While Juniors explore an issue that affects their Girl Scout community, Cadettes create a community map of their neighborhood or school. Meanwhile Seniors and Ambassadors earning the Gold Award assess an issue and its effect more broadly by interviewing community leaders, research using a variety of sources and investigate other community’s solutions to a similar problem.
The best way to make sure that a girl is doing the best of her ability is to ensure that both she and her project advisor receive orientation about the award and understand the difference between a one time community service opportunity or event and a Girl Scout Bronze, Silver, and Gold Award Take Action project. It’s the responsibility of the troop/group volunteer, council staff member or Gold Award committee (for Gold Award only) to work with the girl to ensure that she meets the quality requirements of the award.
A Troop/Group Volunteer is the adult who works with an ongoing troop or group. Once a girl identifies her issue, the troop/group volunteer might help her identify a person in the community who could be a great project advisor.
A Girl Scout Gold Award project advisor is a volunteer that guides a girl as she takes her project from the planning stage to implementation. The project advisor is typically not a girl’s parent or a Girl Scout troop/group volunteer. The project advisor is typically someone from the community who is knowledgeable about the issue and who can provide guidance, experience and expertise along the way.
The project advisor should be identified in the planning phase before the Girl Scout Gold Award Project Proposal is turned in to the council. The project advisor expands the network of adults and provides expertise for a girl’s project. If a girl has an idea before she starts any work on her Girl Scout Gold Award, she might want to identify her project advisor from the very beginning.
Some councils have developed Girl Scout Gold Award Committees to support Girl Scout Seniors and Ambassadors as they go through the process of earning their Girl Scout Gold Award. Girl Scout Gold Award Committees are typically comprised of community members, educators, key volunteers and young women who have earned their Girl Scout Gold Award. The Committee works with designated council staff.

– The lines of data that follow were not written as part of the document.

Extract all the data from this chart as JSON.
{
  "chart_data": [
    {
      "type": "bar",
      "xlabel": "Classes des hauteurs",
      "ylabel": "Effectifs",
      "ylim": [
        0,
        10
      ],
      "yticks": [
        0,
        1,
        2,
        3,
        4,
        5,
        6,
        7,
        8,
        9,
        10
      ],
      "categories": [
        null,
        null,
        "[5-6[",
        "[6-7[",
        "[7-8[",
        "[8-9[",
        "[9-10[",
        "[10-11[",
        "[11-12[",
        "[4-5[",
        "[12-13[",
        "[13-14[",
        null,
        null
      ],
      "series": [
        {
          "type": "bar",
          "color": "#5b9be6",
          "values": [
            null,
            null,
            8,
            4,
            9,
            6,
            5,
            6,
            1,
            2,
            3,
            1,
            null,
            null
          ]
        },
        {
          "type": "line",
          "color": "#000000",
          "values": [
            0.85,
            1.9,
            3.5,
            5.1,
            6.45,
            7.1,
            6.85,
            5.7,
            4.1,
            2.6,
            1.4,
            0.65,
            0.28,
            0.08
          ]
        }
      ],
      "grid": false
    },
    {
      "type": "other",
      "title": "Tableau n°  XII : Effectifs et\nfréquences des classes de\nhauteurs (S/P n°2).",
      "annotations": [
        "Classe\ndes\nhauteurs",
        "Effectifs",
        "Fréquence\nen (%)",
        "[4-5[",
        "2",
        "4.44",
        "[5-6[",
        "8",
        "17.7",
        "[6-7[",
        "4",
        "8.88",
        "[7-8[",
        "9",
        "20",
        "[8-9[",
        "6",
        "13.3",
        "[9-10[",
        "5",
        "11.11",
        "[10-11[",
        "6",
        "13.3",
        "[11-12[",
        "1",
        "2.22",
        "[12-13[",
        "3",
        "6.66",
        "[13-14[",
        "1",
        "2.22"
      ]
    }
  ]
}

The committee’s role is to ensure that girls’ projects meet the national guidelines. Generally, the committee reviews Girl Scout Gold Award Project Proposals, makes recommendations for project development and resources, reads the final report, and makes a recommendation to the council on whether to approve the project. In some councils the committee approves the project. If a girl’s project has not yet achieved its goals, the committee provides suggestions and tips to help her develop a high quality Gold Award project.
A sustainable project is one that lasts after the girl’s involvement ends. A focus on education and raising awareness is one way to make sure a project is carried on. Workshops and hands-on learning sessions can inspire others to keep the project going. Another way to create a sustainable project is by collaborating with community groups, civic associations, non-profit agencies, local government, and/or religious organizations to ensure the project lasts beyond the girl’s involvement.
This is up to the girl. She might be recognized for her work in progress at the Girl Scout Gold Award Ceremony for her peers, or she can be honored in a separate ceremony or come back for the council-wide ceremony the next year. If the council has a set time for honoring Girl Scout Gold Awardees, this should be part of the orientation to girls planning their Girl Scout Gold Award. Girls and their project advisors are encouraged to work within the council timeline; however, the ceremony time should not dictate whether or not a girl is able to earn her Girl Scout Gold Award.